Sabtu, 22 Agustus 2009

HIDUP SEBAGAI PILIHAN

Yos. 24:1-2, 14-18; Mzm. 34:16-23; Ef. 6:10-20; Yoh. 6:56-69

Pengantar
Esensi hidup yang terjalin dalam rangkaian pilihan etis-iman akan menjadi muskil ketika pola pemahamannya didasari oleh sikap yang deterministik. Sebab dalam pandangan yang deterministik pada prinsipnya meniadakan kemungkinan kehendak bebas dalam kehidupan manusia. Pandangan deterministisme menegaskan bahwa semua aktivitas, termasuk pilihan moral, sepenuhnya telah ditentukan oleh kehendak Allah sebelumnya. Karena segala sesuatu telah ditentukan oleh Allah, maka manusia hanya melakukan apa yang telah ditakdirkan. Sehingga dalam konteks tersebut manusia tidak memiliki kehendak bebas untuk membuat pilihan.
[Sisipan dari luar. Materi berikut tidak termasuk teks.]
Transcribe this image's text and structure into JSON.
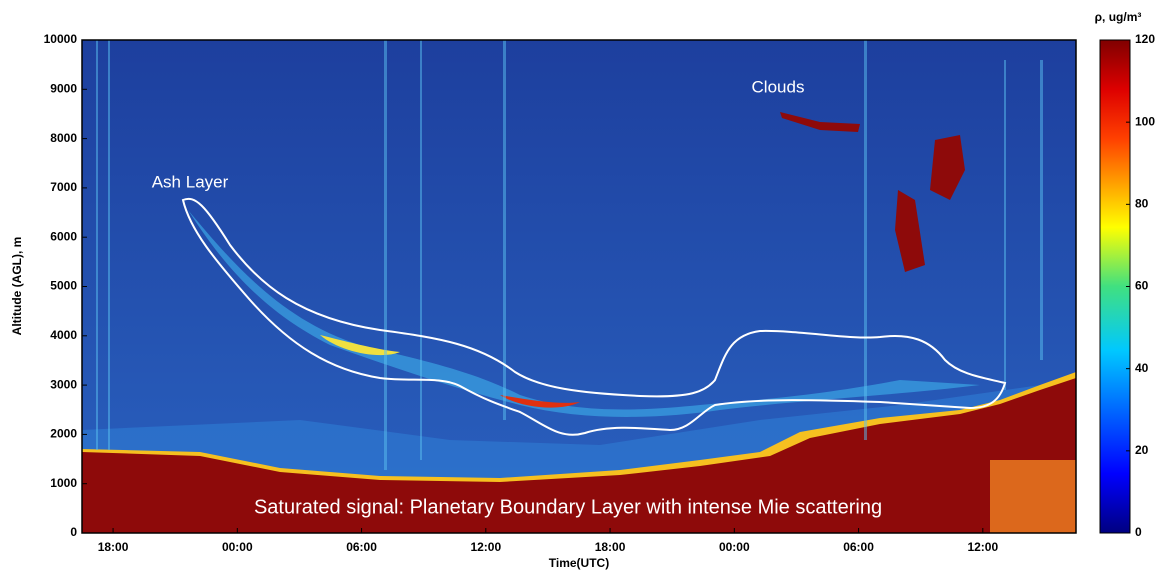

Kalau seandainya manusia membuat suatu pilihan, maka dalam pandangan determinisme hanya akan dianggap sebagai suatu sikap yang telah ditakdirkan dari Allah. Hakikat manusia dalam pandangan determinisme hanya dipandang seperti boneka atau wayang yang gerakan dan tingkah-lakunya diatur oleh kemauan sang dalang. Jadi yang menjadi “subyek” dalam arti sebenarnya hanyalah sang dalang, yaitu Allah. Sedangkan manusia hanyalah sekedar alat atau obyek yang tidak memiliki kehendak bebas untuk mempertanggungjawabkan sikapnya. Dengan demikian peristiwa-peristiwa yang terjadi dalam kehidupan seseorang sebenarnya hanya merupakan ketentuan takdir. Kehidupan setiap orang dalam pengertian determinisme pada prinsipnya telah memiliki garis nasibnya masing-masing, dan mereka tidak mampu mengelaknya. Jelas sikap determinisme identik dengan fatalisme yang menyebabkan manusia tidak mampu bertanggungjawab secara etis dan iman. Karena itu pandangan determinisme tidaklah memadai untuk menjawab masalah hidup sebagai pilihan. Muncullah kelompok yang menolak pandangan determinisme sebab hanya mendorong manusia untuk bersikap pasif dan pasrah kepada takdir ilahi. Kelompok yang menolak pandangan determinisme ini sering disebut dengan “inkompatiblisme” (ketidakterpaksaan). Sebab dalam pemahaman “ketidakterpaksaan” memberi tempat kepada manusia untuk menentukan dan mempertanggungjawabkan kehendak bebasnya (free-will). Jadi dalam pemahaman “inkompatiblisme” menegaskan bahwa melalui kehendak bebasnya, manusia justru dimampukan untuk memaknai dan mengaktulisasi dirinya melalui keputusan atau pilihan etisnya.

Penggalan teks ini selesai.